Siapa yang menyangka ternyata jalan hidup Amir untuk bisa mencapai tahap ini melalui perjuangan dan tantangan yang luar biasa keras, dari anak kampung yang kurang mampu, bodoh dan gagap dalam berbicara, sering di ejek dan di cerca oleh teman-temannya, hingga tidak lulus ujian nasional dan terpaksa mendaftar paket C untuk bisa berkuliah. Semuanya dilalui dengan penuh ketabahan dan kesabaran.
Admin tertarik untuk memosting kisah hidupnya yang ditulis dalam blog pribadinya disini >> http://amhyr07.blogspot.com/. Semoga kisah Amir ini dapat menginspirasi kita semua dan mahasiswa Indonesia lainnya untuk pantang menyerah menghadapi kerasnya hidup ini, demi meraih cita-cita. Semoga bermanfaat.
***
Seolah menuju diruang dimensi, perubahan yang begitu drastis dari sesosok orang yang bodoh, gagap, mempunyai ciri tubuh yang jelek dan selalu menjadi bahan ejekan oleh teman-teman yang lain. Dan anak itu adalah saya sendiri.
“Oden” itulah nama julukan kecilku. Seorang anak yang lahir di desa Tinombala, sebuah desa yang dikatakan cukup kecil, dan jauh dari perkotaan, desa yang terletak di kabupaten Parigi Moutong provinsi sulawesi tengah.
Saya adalah anak dari empat bersaudara dan diantara empat saudara itu, hanya saya laki-laki satu-satunya.

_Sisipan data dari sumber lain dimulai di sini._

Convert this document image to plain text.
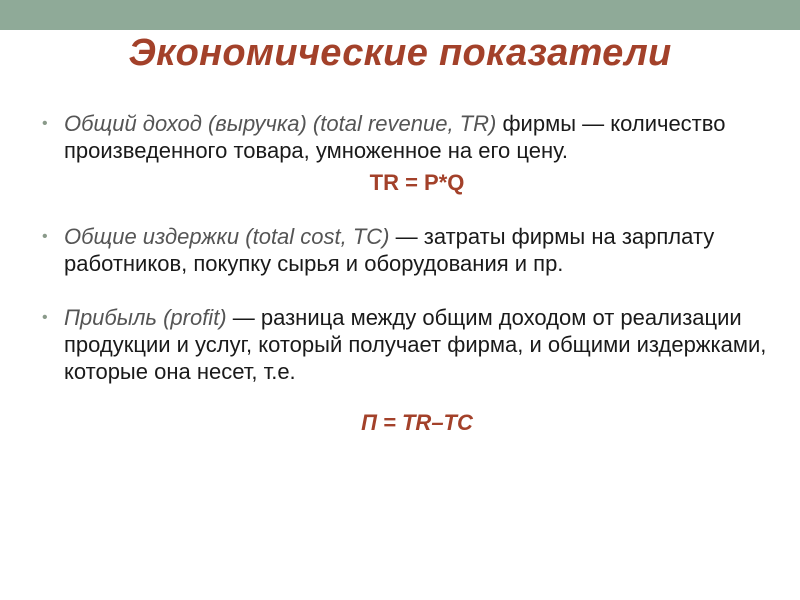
Экономические показатели

• Общий доход (выручка) (total revenue, TR) фирмы — количество произведенного товара, умноженное на его цену.

TR = P*Q

• Общие издержки (total cost, TC) — затраты фирмы на зарплату работников, покупку сырья и оборудования и пр.

• Прибыль (profit) — разница между общим доходом от реализации продукции и услуг, который получает фирма, и общими издержками, которые она несет, т.е.

П = TR–TC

Walaupun saya anak laki-laki satu-satunya bukan berarti anak kesayangan. Itu adalah kisah singkat masa kecilku.
Karakter masa kecil yang begitu pendiam dan kurang berteman. Ketika ngomong selalu gagap. Setiap saya bicara pasti orang-orang dan temen-teman selalu menertawakanku. Setiap hari selalu mendengar ejekan dari teman-teman. “oden elek” (bahasa jawa) artinya “oden jelek”, bocah gagap ini selalu mendengar cibiran dan ejekan dari teman-teman dan orang-orang sehingga saya merasa terasingkan, mulai kurang bergaul, sangat tertutup.

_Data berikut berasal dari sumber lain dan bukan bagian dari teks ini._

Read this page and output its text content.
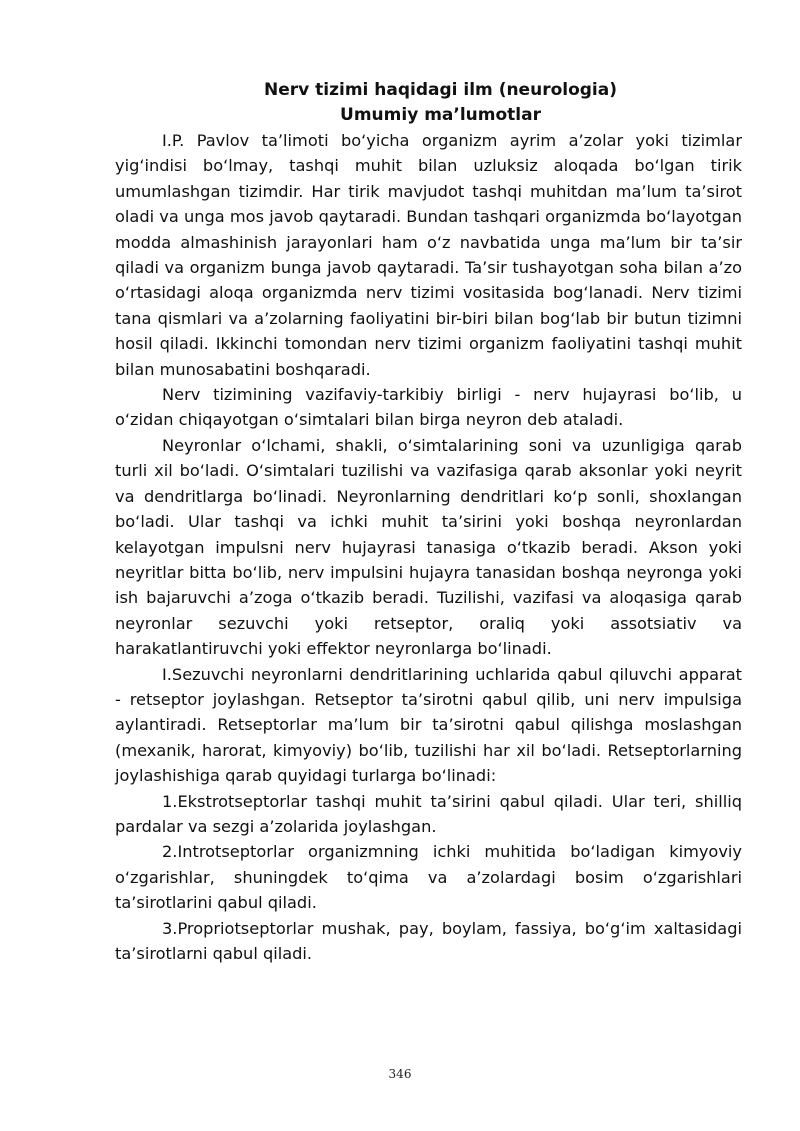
Nerv tizimi haqidagi ilm (neurologia)
Umumiy ma’lumotlar

I.P. Pavlov ta’limoti bo‘yicha organizm ayrim a’zolar yoki tizimlar yig‘indisi bo‘lmay, tashqi muhit bilan uzluksiz aloqada bo‘lgan tirik umumlashgan tizimdir. Har tirik mavjudot tashqi muhitdan ma’lum ta’sirot oladi va unga mos javob qaytaradi. Bundan tashqari organizmda bo‘layotgan modda almashinish jarayonlari ham o‘z navbatida unga ma’lum bir ta’sir qiladi va organizm bunga javob qaytaradi. Ta’sir tushayotgan soha bilan a’zo o‘rtasidagi aloqa organizmda nerv tizimi vositasida bog‘lanadi. Nerv tizimi tana qismlari va a’zolarning faoliyatini bir-biri bilan bog‘lab bir butun tizimni hosil qiladi. Ikkinchi tomondan nerv tizimi organizm faoliyatini tashqi muhit bilan munosabatini boshqaradi.

Nerv tizimining vazifaviy-tarkibiy birligi - nerv hujayrasi bo‘lib, u o‘zidan chiqayotgan o‘simtalari bilan birga neyron deb ataladi.

Neyronlar o‘lchami, shakli, o‘simtalarining soni va uzunligiga qarab turli xil bo‘ladi. O‘simtalari tuzilishi va vazifasiga qarab aksonlar yoki neyrit va dendritlarga bo‘linadi. Neyronlarning dendritlari ko‘p sonli, shoxlangan bo‘ladi. Ular tashqi va ichki muhit ta’sirini yoki boshqa neyronlardan kelayotgan impulsni nerv hujayrasi tanasiga o‘tkazib beradi. Akson yoki neyritlar bitta bo‘lib, nerv impulsini hujayra tanasidan boshqa neyronga yoki ish bajaruvchi a’zoga o‘tkazib beradi. Tuzilishi, vazifasi va aloqasiga qarab neyronlar sezuvchi yoki retseptor, oraliq yoki assotsiativ va harakatlantiruvchi yoki effektor neyronlarga bo‘linadi.

I.Sezuvchi neyronlarni dendritlarining uchlarida qabul qiluvchi apparat - retseptor joylashgan. Retseptor ta’sirotni qabul qilib, uni nerv impulsiga aylantiradi. Retseptorlar ma’lum bir ta’sirotni qabul qilishga moslashgan (mexanik, harorat, kimyoviy) bo‘lib, tuzilishi har xil bo‘ladi. Retseptorlarning joylashishiga qarab quyidagi turlarga bo‘linadi:

1.Ekstrotseptorlar tashqi muhit ta’sirini qabul qiladi. Ular teri, shilliq pardalar va sezgi a’zolarida joylashgan.

2.Introtseptorlar organizmning ichki muhitida bo‘ladigan kimyoviy o‘zgarishlar, shuningdek to‘qima va a’zolardagi bosim o‘zgarishlari ta’sirotlarini qabul qiladi.

3.Propriotseptorlar mushak, pay, boylam, fassiya, bo‘g‘im xaltasidagi ta’sirotlarni qabul qiladi.

346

Tapi orang tua saya selalu memberi semangat.. “SING SABAR LE..” (SABARLAH NAK…) , itu yang selalu ayah tanamkan dalam diri saya. Karena saya orang yang terbilang otak yang lemah, orangtua saya menyekolahkan saya di umur 8 hampir 9 tahun. Sedngkan teman-teman saya sudah ada yang kelas dua. Awal pertama sekolah saya sangat malu sama teman-teman karena saya umurnya selisih lebih tua 1 tahun daripada mereka. Setiap berangkat sekolah teman-teman selalu diantar sama orangtuanya, tapi saya jarang diantar sama bapak ataupun ibu saya.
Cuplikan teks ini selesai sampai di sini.